A few days ago I wrote about how to move in space, you needed to bring along something to push against. Dr. Pion objected. “It’s not what you push against that makes you move, it’s what pushes against you.”, if I can paraphrase.
I thought that was a silly objection. It’s true, but doesn’t everyone know that something you push against necessarily pushes back with the same force? It’s Newton’s Third Law, and equivalent to conservation of momentum besides.

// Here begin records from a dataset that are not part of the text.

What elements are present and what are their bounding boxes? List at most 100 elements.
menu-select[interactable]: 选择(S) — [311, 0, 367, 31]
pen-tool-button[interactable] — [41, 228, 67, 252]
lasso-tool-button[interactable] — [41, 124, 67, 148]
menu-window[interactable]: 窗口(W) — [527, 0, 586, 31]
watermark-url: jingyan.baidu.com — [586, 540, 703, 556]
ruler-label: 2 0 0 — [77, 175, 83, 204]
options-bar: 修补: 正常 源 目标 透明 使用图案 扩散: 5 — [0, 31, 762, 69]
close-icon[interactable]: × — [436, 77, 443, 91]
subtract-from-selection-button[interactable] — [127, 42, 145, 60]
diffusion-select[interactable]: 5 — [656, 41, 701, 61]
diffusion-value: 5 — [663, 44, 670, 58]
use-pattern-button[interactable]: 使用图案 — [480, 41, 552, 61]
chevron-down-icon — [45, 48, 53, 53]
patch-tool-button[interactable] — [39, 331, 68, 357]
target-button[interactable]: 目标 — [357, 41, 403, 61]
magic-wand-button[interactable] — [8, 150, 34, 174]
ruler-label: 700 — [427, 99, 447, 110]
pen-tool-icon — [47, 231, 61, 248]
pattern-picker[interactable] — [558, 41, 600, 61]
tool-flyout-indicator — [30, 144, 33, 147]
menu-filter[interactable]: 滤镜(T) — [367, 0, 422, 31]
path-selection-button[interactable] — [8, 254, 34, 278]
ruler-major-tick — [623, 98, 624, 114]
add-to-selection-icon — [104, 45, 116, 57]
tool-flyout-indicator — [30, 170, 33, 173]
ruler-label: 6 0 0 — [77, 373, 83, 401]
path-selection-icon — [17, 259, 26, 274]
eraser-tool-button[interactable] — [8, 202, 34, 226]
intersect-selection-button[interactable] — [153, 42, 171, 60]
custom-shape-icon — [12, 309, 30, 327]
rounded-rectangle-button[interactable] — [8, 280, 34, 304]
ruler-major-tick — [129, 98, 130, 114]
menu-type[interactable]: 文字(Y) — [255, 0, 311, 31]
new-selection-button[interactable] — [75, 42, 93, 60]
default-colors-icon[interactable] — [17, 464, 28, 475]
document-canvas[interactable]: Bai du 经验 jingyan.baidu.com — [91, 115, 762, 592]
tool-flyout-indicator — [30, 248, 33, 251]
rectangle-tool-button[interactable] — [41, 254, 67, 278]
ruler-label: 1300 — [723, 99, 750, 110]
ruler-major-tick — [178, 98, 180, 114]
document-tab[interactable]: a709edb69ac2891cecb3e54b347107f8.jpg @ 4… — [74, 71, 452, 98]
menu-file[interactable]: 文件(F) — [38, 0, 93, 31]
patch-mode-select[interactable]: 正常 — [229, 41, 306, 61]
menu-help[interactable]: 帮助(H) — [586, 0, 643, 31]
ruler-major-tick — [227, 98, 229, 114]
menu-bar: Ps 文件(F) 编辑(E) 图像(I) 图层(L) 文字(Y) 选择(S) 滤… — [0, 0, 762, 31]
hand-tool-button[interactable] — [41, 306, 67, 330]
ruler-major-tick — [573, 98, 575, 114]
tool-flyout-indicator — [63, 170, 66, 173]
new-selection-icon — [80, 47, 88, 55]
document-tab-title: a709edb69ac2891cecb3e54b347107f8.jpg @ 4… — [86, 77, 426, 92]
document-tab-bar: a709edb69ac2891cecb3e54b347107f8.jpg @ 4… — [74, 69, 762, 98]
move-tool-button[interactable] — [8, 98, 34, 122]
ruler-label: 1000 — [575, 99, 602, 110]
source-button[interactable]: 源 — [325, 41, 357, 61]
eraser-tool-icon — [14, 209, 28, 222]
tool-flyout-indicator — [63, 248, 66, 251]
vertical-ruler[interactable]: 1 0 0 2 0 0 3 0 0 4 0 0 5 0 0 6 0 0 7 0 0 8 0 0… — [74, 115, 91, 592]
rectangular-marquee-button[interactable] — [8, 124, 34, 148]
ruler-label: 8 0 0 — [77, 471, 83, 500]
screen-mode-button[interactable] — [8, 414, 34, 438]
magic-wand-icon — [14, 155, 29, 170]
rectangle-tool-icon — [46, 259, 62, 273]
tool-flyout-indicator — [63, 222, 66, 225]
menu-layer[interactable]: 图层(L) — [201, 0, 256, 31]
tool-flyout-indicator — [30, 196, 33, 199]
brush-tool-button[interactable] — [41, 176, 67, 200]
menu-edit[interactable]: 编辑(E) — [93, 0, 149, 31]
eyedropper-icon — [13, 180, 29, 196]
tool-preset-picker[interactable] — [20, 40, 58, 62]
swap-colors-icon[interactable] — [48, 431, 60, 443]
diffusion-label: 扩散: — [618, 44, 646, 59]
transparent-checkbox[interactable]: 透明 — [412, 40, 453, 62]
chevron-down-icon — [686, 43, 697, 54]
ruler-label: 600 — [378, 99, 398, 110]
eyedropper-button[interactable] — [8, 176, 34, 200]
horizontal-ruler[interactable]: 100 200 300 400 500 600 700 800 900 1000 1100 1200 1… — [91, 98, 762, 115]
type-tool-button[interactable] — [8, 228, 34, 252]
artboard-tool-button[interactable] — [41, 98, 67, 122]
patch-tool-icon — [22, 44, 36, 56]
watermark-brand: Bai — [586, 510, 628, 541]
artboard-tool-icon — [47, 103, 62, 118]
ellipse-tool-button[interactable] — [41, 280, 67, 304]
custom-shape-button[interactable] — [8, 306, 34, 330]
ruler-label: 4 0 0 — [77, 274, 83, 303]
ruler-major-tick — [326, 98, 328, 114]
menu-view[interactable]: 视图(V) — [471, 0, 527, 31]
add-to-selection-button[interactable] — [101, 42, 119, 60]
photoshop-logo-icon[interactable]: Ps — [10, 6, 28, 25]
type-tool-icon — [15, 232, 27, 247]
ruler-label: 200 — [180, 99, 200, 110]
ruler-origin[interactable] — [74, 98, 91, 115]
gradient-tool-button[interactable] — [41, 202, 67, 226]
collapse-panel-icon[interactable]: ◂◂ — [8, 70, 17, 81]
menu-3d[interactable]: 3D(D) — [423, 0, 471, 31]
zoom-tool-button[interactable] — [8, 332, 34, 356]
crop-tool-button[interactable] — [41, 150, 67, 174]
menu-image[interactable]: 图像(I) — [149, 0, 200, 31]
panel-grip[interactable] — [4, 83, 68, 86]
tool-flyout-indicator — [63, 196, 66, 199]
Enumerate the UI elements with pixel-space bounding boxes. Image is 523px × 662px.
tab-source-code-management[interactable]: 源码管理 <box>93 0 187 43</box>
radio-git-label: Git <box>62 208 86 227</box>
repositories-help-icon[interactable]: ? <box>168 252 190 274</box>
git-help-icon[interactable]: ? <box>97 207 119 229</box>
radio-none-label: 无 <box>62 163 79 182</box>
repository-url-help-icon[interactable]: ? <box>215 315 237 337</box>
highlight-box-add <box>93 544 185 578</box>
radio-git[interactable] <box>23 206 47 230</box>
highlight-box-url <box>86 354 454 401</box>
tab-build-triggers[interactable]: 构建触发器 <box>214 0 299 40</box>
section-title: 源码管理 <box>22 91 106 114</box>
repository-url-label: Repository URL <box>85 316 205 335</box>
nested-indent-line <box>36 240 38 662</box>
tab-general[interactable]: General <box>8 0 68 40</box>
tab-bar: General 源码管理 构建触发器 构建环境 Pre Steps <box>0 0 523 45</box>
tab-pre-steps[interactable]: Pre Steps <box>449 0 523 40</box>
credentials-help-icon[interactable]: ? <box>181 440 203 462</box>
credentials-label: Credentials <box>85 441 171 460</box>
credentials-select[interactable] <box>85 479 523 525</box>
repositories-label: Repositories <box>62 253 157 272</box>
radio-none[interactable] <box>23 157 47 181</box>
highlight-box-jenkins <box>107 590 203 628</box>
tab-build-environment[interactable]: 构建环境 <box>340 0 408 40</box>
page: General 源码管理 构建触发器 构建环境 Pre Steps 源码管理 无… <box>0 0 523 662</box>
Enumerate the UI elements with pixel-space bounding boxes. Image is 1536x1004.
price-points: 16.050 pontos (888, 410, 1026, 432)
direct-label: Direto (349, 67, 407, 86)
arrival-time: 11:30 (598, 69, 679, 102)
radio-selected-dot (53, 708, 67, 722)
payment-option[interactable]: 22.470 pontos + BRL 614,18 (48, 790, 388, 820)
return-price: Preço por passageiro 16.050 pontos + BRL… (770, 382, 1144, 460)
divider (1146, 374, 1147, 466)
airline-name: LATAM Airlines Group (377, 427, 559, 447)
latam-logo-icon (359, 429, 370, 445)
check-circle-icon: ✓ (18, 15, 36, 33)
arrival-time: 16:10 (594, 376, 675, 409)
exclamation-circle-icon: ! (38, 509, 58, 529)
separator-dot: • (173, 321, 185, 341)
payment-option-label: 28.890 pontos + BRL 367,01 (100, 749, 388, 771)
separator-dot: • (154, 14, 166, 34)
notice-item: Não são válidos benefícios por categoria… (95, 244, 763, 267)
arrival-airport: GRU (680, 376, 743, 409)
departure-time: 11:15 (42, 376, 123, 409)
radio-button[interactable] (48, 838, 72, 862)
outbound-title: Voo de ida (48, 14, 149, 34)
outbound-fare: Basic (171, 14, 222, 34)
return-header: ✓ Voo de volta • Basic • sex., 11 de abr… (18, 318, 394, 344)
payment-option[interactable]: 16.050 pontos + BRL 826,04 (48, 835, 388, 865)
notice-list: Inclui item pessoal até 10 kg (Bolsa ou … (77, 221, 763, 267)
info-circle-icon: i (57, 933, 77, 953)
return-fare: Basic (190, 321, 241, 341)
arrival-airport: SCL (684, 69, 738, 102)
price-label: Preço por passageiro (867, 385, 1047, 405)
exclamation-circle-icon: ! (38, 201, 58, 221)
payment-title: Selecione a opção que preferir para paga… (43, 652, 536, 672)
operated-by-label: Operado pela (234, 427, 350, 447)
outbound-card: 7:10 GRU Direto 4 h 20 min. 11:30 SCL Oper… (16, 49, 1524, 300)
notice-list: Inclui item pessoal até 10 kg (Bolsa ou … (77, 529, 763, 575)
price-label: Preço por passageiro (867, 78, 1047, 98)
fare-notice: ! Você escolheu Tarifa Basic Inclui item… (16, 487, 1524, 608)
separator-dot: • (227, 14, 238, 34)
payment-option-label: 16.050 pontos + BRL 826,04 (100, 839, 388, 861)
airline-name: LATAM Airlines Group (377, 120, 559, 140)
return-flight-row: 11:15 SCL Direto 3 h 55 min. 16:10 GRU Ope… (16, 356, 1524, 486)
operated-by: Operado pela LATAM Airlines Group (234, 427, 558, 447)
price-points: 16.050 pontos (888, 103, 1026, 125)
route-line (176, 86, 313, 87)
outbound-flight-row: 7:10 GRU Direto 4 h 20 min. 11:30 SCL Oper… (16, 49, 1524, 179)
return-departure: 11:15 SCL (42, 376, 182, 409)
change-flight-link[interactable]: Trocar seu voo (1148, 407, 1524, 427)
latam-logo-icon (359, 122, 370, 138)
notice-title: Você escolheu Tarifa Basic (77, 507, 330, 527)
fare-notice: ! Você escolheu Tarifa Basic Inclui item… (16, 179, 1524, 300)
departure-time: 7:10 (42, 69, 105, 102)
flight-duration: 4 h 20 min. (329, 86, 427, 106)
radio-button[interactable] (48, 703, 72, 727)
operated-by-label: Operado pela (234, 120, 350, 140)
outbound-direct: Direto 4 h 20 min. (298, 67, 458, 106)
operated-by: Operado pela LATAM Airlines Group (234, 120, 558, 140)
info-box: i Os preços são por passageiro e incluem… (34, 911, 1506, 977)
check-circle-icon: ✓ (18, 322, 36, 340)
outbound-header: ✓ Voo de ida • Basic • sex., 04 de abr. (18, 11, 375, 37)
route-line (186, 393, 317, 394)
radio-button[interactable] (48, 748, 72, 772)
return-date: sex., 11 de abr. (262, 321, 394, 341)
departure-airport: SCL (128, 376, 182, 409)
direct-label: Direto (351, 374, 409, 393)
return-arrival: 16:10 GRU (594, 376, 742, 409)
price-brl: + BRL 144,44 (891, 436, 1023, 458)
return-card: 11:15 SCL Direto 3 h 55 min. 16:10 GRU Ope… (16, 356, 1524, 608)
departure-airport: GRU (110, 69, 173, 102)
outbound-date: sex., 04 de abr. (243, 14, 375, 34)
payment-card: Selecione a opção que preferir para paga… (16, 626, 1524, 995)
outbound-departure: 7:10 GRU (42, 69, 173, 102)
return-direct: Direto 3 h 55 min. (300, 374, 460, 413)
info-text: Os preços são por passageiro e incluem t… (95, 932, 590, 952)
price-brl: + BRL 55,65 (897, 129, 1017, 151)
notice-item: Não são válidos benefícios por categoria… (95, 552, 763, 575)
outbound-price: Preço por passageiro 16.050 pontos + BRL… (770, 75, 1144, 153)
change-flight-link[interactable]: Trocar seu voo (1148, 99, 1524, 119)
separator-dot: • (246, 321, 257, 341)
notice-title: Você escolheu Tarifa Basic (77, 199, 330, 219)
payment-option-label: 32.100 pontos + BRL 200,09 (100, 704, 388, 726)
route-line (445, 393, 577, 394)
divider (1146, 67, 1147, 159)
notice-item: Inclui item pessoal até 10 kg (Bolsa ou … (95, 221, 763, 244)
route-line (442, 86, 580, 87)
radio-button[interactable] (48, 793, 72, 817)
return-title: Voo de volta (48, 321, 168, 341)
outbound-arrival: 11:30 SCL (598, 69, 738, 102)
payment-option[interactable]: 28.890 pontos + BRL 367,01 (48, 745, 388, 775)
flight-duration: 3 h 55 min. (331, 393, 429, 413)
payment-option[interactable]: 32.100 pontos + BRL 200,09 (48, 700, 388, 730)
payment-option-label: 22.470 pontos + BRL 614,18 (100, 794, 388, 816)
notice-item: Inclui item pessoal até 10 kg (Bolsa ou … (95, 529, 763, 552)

But thinking about it some more and remembering teaching intro mechanics, no it’s not necessarily so obvious to a lot of people starting out in physics. And physicists ought to be precise with their language to avoid conceptual mistakes. Consider the following scenario: you have a truck pulling a trailer. No matter how hard the truck pulls on the trailer, the trailer pulls equally hard back on the truck due to Newton’s Third Law. How is it that the truck ever gets anywhere? This is a suprisingly confusing question to many students in their first mechanics class.
Look at the truck. There’s two forces acting on it. The road is pushing the truck tires and the trailer is pulling backwards on the truck. The first force is larger and thus the truck accelerates forward. Same thing for the trailer; there’s one force acting on it - the truck pulling it forward, and so the trailer accelerates forward as well. To actually calculate the forces requires knowing the masses of each vehicle, but if you know those the calculation is very simple because of the constraint that both vehicles have to have the same acceleration to remain connected.
In summary, when thinking about “equal and opposite reactions” it doesn’t matter in the slightest what you’re pushing on. What matters is what’s pushing on you. The fact that those forces happen to be the same is important but not the whole story.
4 responses so far ↓
1 Uncle Al // Jul 5, 2008 at 2:11 pm
A car doing 60 mph smashes head on into a solid wall. A car doing 60 mph smashes head on into an identical car doing 60 mph in the opposite direction. In particle physics it makes a big difference. How ’bout on the 6 o’clock news?
2 CCPhysicist // Jul 6, 2008 at 11:52 am
A VW has a collision with an Escalade. Which experiences the greater force?
3 CCPhysicist // Jul 7, 2008 at 2:12 pm
That’s not a particularly good answer. You should just say it is because of the Third Law. If you invoke conservation laws, you should start with Noether’s theorem. ;-)
Now that I have seen WALL-E, I remain concerned with your earlier article about movement in space with the fire extinguisher. The physics of that part of the story was handled perfectly.
Bogosity raised its ugly head with the reference to micro gravity (objects on the ship were not weightless) and when the electromagnet turned itself on without any external source of power, as well as a few other glaring bits of nonsense (like disposing of vast quantities of trash for 700 years without running out of anything).
I thought the film was below average for Pixar, saved only by all of the inside jokes. Favorite: based on the boot-up sound, WALL-E is a Mac.
PS -
Ask your fellow students that question, or get one of your profs to administer the FCI in one of your grad classes.
4 Paul Murray // Jul 7, 2008 at 7:25 pm
“The first force is larger and thus the truck accelerates forward”
No - surely not. The force applied by the trailer on the truck is *exactly* equal and opposite to that applied by the truck on the trailer.
But a sizeable component of that force is inertial reaction - precisely that force which you get from accelerating a mass. You could say that the acelleration “soaks up” any excess force that’s there until the rection is equal and opposite.
The force of the road on the tyres is likewise matched by the forces applied by wind resistance, friction within the trivetrain (and other things), and the combied inertial reaction of the whole truck and trailer.